After a report that Dick's Sporting Goods (DKS) is considering going private sent the stock higher Thursday, the sporting goods retailer got nailed today by a pair of downgrades.
The problem? Valuation
Baird cut the stock to neutral from outperform, arguing that its move into the mid $50s “has created a more balanced risk/reward profile.” Susquehanna, meanwhile, cut the stock to neutral from positive. As analyst Christopher Svezia wrote, "We continue to see some upside given manageable near-term (4Q) expectations and potential for healthy earnings recovery in FY15, but ultimately not enough to meet our +15% threshold.”
The stock fell 1.7% to $53.75 in recent trading.
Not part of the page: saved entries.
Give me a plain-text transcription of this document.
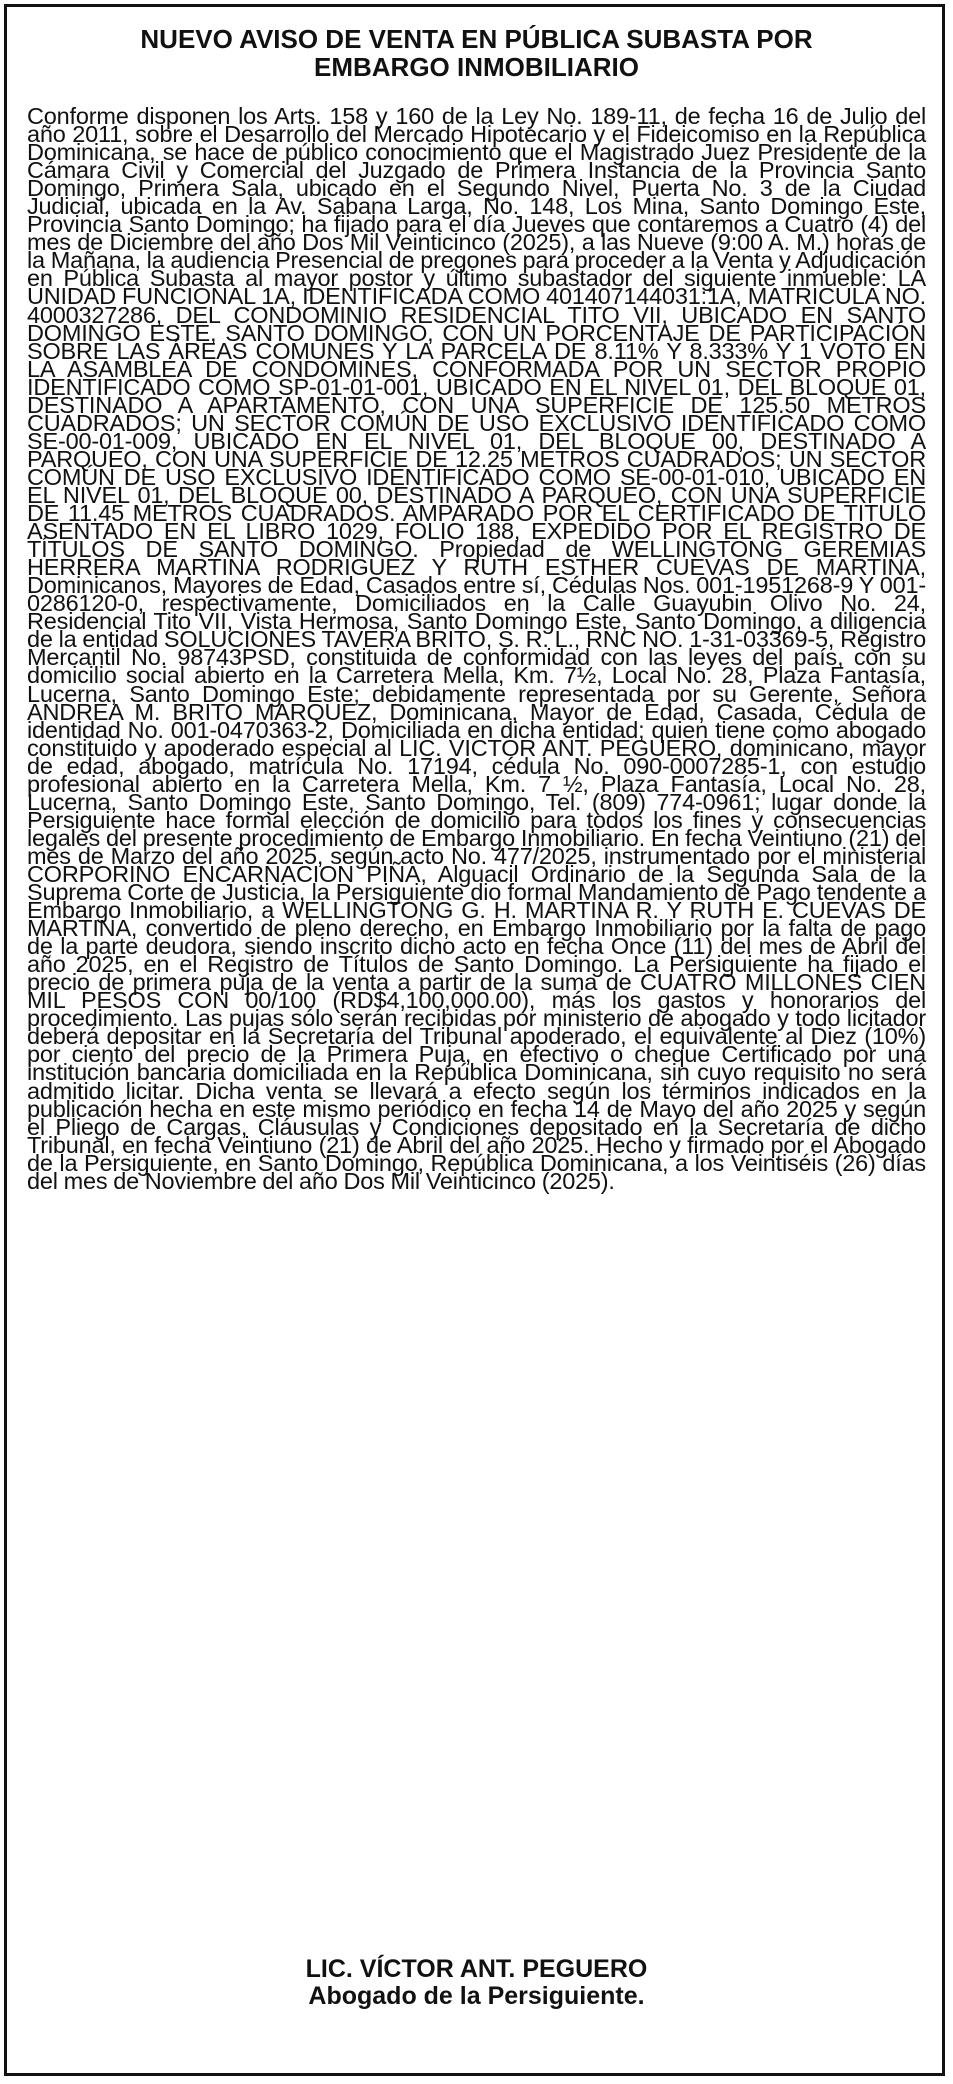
NUEVO AVISO DE VENTA EN PÚBLICA SUBASTA POR
EMBARGO INMOBILIARIO

Conforme disponen los Arts. 158 y 160 de la Ley No. 189-11, de fecha 16 de Julio del año 2011, sobre el Desarrollo del Mercado Hipotecario y el Fideicomiso en la República Dominicana, se hace de público conocimiento que el Magistrado Juez Presidente de la Cámara Civil y Comercial del Juzgado de Primera Instancia de la Provincia Santo Domingo, Primera Sala, ubicado en el Segundo Nivel, Puerta No. 3 de la Ciudad Judicial, ubicada en la Av. Sabana Larga, No. 148, Los Mina, Santo Domingo Este, Provincia Santo Domingo; ha fijado para el día Jueves que contaremos a Cuatro (4) del mes de Diciembre del año Dos Mil Veinticinco (2025), a las Nueve (9:00 A. M.) horas de la Mañana, la audiencia Presencial de pregones para proceder a la Venta y Adjudicación en Pública Subasta al mayor postor y último subastador del siguiente inmueble: LA UNIDAD FUNCIONAL 1A, IDENTIFICADA COMO 401407144031:1A, MATRICULA NO. 4000327286, DEL CONDOMINIO RESIDENCIAL TITO VII, UBICADO EN SANTO DOMINGO ESTE, SANTO DOMINGO, CON UN PORCENTAJE DE PARTICIPACIÓN SOBRE LAS ÁREAS COMUNES Y LA PARCELA DE 8.11% Y 8.333% Y 1 VOTO EN LA ASAMBLEA DE CONDÓMINES, CONFORMADA POR UN SECTOR PROPIO IDENTIFICADO COMO SP-01-01-001, UBICADO EN EL NIVEL 01, DEL BLOQUE 01, DESTINADO A APARTAMENTO, CON UNA SUPERFICIE DE 125.50 METROS CUADRADOS; UN SECTOR COMÚN DE USO EXCLUSIVO IDENTIFICADO COMO SE-00-01-009, UBICADO EN EL NIVEL 01, DEL BLOQUE 00, DESTINADO A PARQUEO, CON UNA SUPERFICIE DE 12.25 METROS CUADRADOS; UN SECTOR COMÚN DE USO EXCLUSIVO IDENTIFICADO COMO SE-00-01-010, UBICADO EN EL NIVEL 01, DEL BLOQUE 00, DESTINADO A PARQUEO, CON UNA SUPERFICIE DE 11.45 METROS CUADRADOS. AMPARADO POR EL CERTIFICADO DE TITULO ASENTADO EN EL LIBRO 1029, FOLIO 188, EXPEDIDO POR EL REGISTRO DE TÍTULOS DE SANTO DOMINGO. Propiedad de WELLINGTONG GEREMIAS HERRERA MARTINA RODRIGUEZ Y RUTH ESTHER CUEVAS DE MARTINA, Dominicanos, Mayores de Edad, Casados entre sí, Cédulas Nos. 001-1951268-9 Y 001-0286120-0, respectivamente, Domiciliados en la Calle Guayubin Olivo No. 24, Residencial Tito VII, Vista Hermosa, Santo Domingo Este, Santo Domingo, a diligencia de la entidad SOLUCIONES TAVERA BRITO, S. R. L., RNC NO. 1-31-03369-5, Registro Mercantil No. 98743PSD, constituida de conformidad con las leyes del país, con su domicilio social abierto en la Carretera Mella, Km. 7½, Local No. 28, Plaza Fantasía, Lucerna, Santo Domingo Este; debidamente representada por su Gerente, Señora ANDREA M. BRITO MARQUEZ, Dominicana, Mayor de Edad, Casada, Cédula de identidad No. 001-0470363-2, Domiciliada en dicha entidad; quien tiene como abogado constituido y apoderado especial al LIC. VICTOR ANT. PEGUERO, dominicano, mayor de edad, abogado, matrícula No. 17194, cédula No. 090-0007285-1, con estudio profesional abierto en la Carretera Mella, Km. 7 ½, Plaza Fantasía, Local No. 28, Lucerna, Santo Domingo Este, Santo Domingo, Tel. (809) 774-0961; lugar donde la Persiguiente hace formal elección de domicilio para todos los fines y consecuencias legales del presente procedimiento de Embargo Inmobiliario. En fecha Veintiuno (21) del mes de Marzo del año 2025, según acto No. 477/2025, instrumentado por el ministerial CORPORINO ENCARNACION PIÑA, Alguacil Ordinario de la Segunda Sala de la Suprema Corte de Justicia, la Persiguiente dio formal Mandamiento de Pago tendente a Embargo Inmobiliario, a WELLINGTONG G. H. MARTINA R. Y RUTH E. CUEVAS DE MARTINA, convertido de pleno derecho, en Embargo Inmobiliario por la falta de pago de la parte deudora, siendo inscrito dicho acto en fecha Once (11) del mes de Abril del año 2025, en el Registro de Títulos de Santo Domingo. La Persiguiente ha fijado el precio de primera puja de la venta a partir de la suma de CUATRO MILLONES CIEN MIL PESOS CON 00/100 (RD$4,100,000.00), más los gastos y honorarios del procedimiento. Las pujas sólo serán recibidas por ministerio de abogado y todo licitador deberá depositar en la Secretaría del Tribunal apoderado, el equivalente al Diez (10%) por ciento del precio de la Primera Puja, en efectivo o cheque Certificado por una institución bancaria domiciliada en la República Dominicana, sin cuyo requisito no será admitido licitar. Dicha venta se llevará a efecto según los términos indicados en la publicación hecha en este mismo periódico en fecha 14 de Mayo del año 2025 y según el Pliego de Cargas, Cláusulas y Condiciones depositado en la Secretaría de dicho Tribunal, en fecha Veintiuno (21) de Abril del año 2025. Hecho y firmado por el Abogado de la Persiguiente, en Santo Domingo, República Dominicana, a los Veintiséis (26) días del mes de Noviembre del año Dos Mil Veinticinco (2025).

LIC. VÍCTOR ANT. PEGUERO
Abogado de la Persiguiente.
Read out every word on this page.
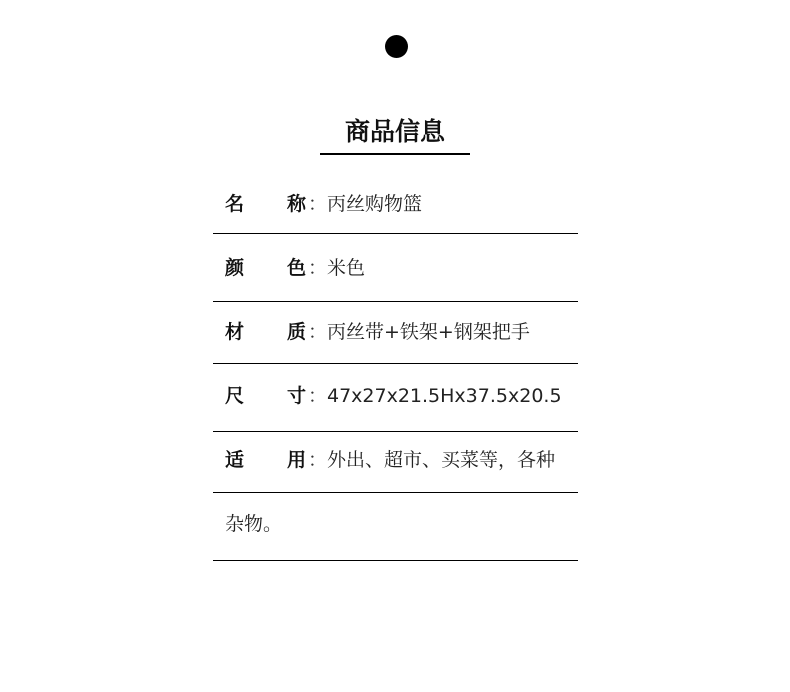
商品信息
名 称 ： 丙丝购物篮
颜 色 ： 米色
材 质 ： 丙丝带+铁架+钢架把手
尺 寸 ： 47x27x21.5Hx37.5x20.5
适 用 ： 外出、超市、买菜等，各种
杂物。
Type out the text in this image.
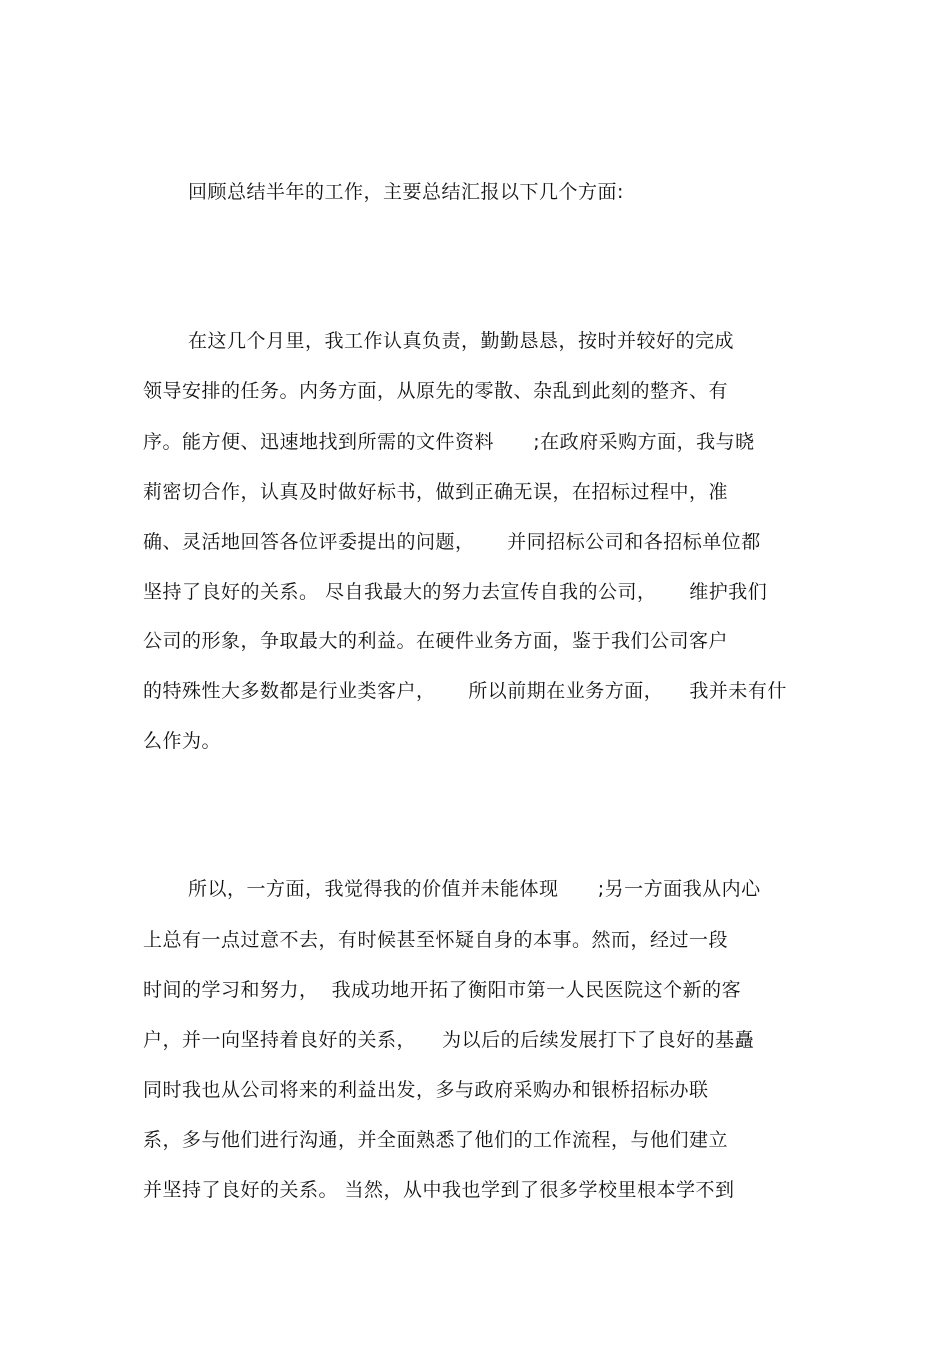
回顾总结半年的工作，主要总结汇报以下几个方面:
在这几个月里，我工作认真负责，勤勤恳恳，按时并较好的完成
领导安排的任务。内务方面，从原先的零散、杂乱到此刻的整齐、有
序。能方便、迅速地找到所需的文件资料      ;在政府采购方面，我与晓
莉密切合作，认真及时做好标书，做到正确无误，在招标过程中，准
确、灵活地回答各位评委提出的问题，     并同招标公司和各招标单位都
坚持了良好的关系。 尽自我最大的努力去宣传自我的公司，     维护我们
公司的形象，争取最大的利益。在硬件业务方面，鉴于我们公司客户
的特殊性大多数都是行业类客户，     所以前期在业务方面，    我并未有什
么作为。
所以，一方面，我觉得我的价值并未能体现      ;另一方面我从内心
上总有一点过意不去，有时候甚至怀疑自身的本事。然而，经过一段
时间的学习和努力，  我成功地开拓了衡阳市第一人民医院这个新的客
户，并一向坚持着良好的关系，    为以后的后续发展打下了良好的基矗
同时我也从公司将来的利益出发，多与政府采购办和银桥招标办联
系，多与他们进行沟通，并全面熟悉了他们的工作流程，与他们建立
并坚持了良好的关系。 当然，从中我也学到了很多学校里根本学不到
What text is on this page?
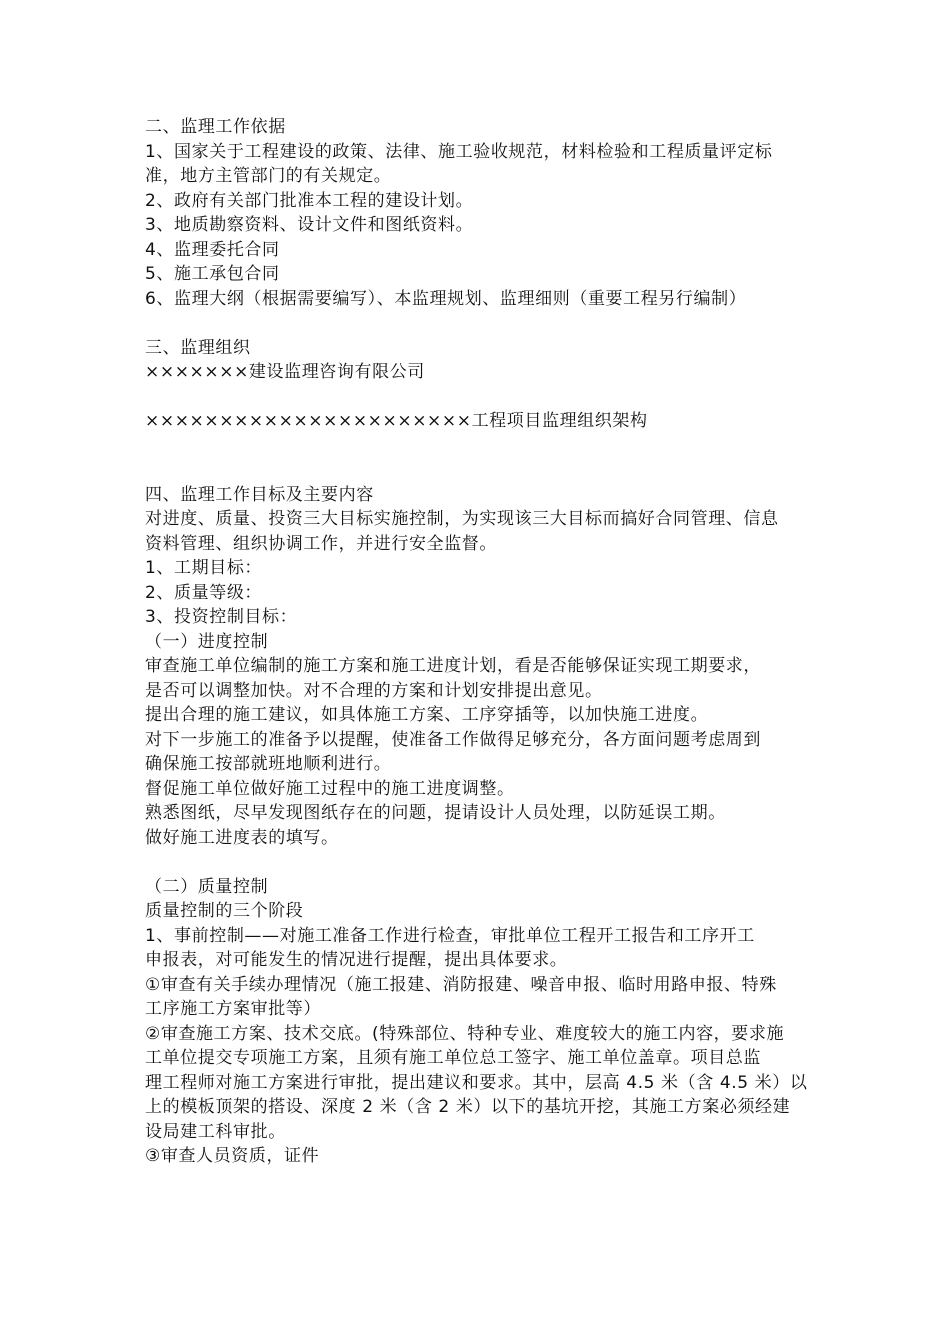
二、监理工作依据
1、国家关于工程建设的政策、法律、施工验收规范，材料检验和工程质量评定标
准，地方主管部门的有关规定。
2、政府有关部门批准本工程的建设计划。
3、地质勘察资料、设计文件和图纸资料。
4、监理委托合同
5、施工承包合同
6、监理大纲（根据需要编写）、本监理规划、监理细则（重要工程另行编制）
三、监理组织
×××××××建设监理咨询有限公司
××××××××××××××××××××××工程项目监理组织架构
四、监理工作目标及主要内容
对进度、质量、投资三大目标实施控制，为实现该三大目标而搞好合同管理、信息
资料管理、组织协调工作，并进行安全监督。
1、工期目标：
2、质量等级：
3、投资控制目标：
（一）进度控制
审查施工单位编制的施工方案和施工进度计划，看是否能够保证实现工期要求，
是否可以调整加快。对不合理的方案和计划安排提出意见。
提出合理的施工建议，如具体施工方案、工序穿插等，以加快施工进度。
对下一步施工的准备予以提醒，使准备工作做得足够充分，各方面问题考虑周到
确保施工按部就班地顺利进行。
督促施工单位做好施工过程中的施工进度调整。
熟悉图纸，尽早发现图纸存在的问题，提请设计人员处理，以防延误工期。
做好施工进度表的填写。
（二）质量控制
质量控制的三个阶段
1、事前控制——对施工准备工作进行检查，审批单位工程开工报告和工序开工
申报表，对可能发生的情况进行提醒，提出具体要求。
①审查有关手续办理情况（施工报建、消防报建、噪音申报、临时用路申报、特殊
工序施工方案审批等）
②审查施工方案、技术交底。(特殊部位、特种专业、难度较大的施工内容，要求施
工单位提交专项施工方案，且须有施工单位总工签字、施工单位盖章。项目总监
理工程师对施工方案进行审批，提出建议和要求。其中，层高 4.5 米（含 4.5 米）以
上的模板顶架的搭设、深度 2 米（含 2 米）以下的基坑开挖，其施工方案必须经建
设局建工科审批。
③审查人员资质，证件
CNBC on Thursday reported unusual options trading in Dick’s stock before a Reuters report surfaced that the retailer is holding early-stage conversations with a handful of buyout firms about going private.
Baird analysts addressed the issue in today's note:
With prospects of a go-private transaction now officially part of the story, downside risk appears somewhat limited in the near term. That said, the stock's current valuation (>9x FY14 EBITDA) is already entering levels consistent with recent takeout activity, and an improvement in fundamentals across early-FY15 appears somewhat discounted. While our model can get an LBO value north of $60, it’s not certain any transaction will occur. As a result, the stock’s risk/reward profile seems more balanced versus what we envisioned last summer.
Not everyone shares those concerns. Jim Chartier, an analyst at Monness Crespi Hardt, maintained a buy rating and raised his price target to $60 from $56. As he explains:
The stock underperformed in 2014 as weakness in the golf and hunting categories resulted in lower than anticipated sales and earnings. In addition, investors have been concerned about the company's difficult same-store sales comparison in 4QFY14. We believe the potential for a private equity sale raises the floor in the stock in the near term. And, we expect easy sales and margin comparisons in 1HFY15 will attract investors if the company reports in line or better 4QFY14 results. Accordingly, we believe a higher valuation multiple is appropriate. The stock is trading at 17.6x our ntm EPS estimate of $3.11, in line with its three year average valuation of 17.7x. We are raising our price target to $60 (from $56) based on 18.5x our FY15 EPS estimate of $3.25.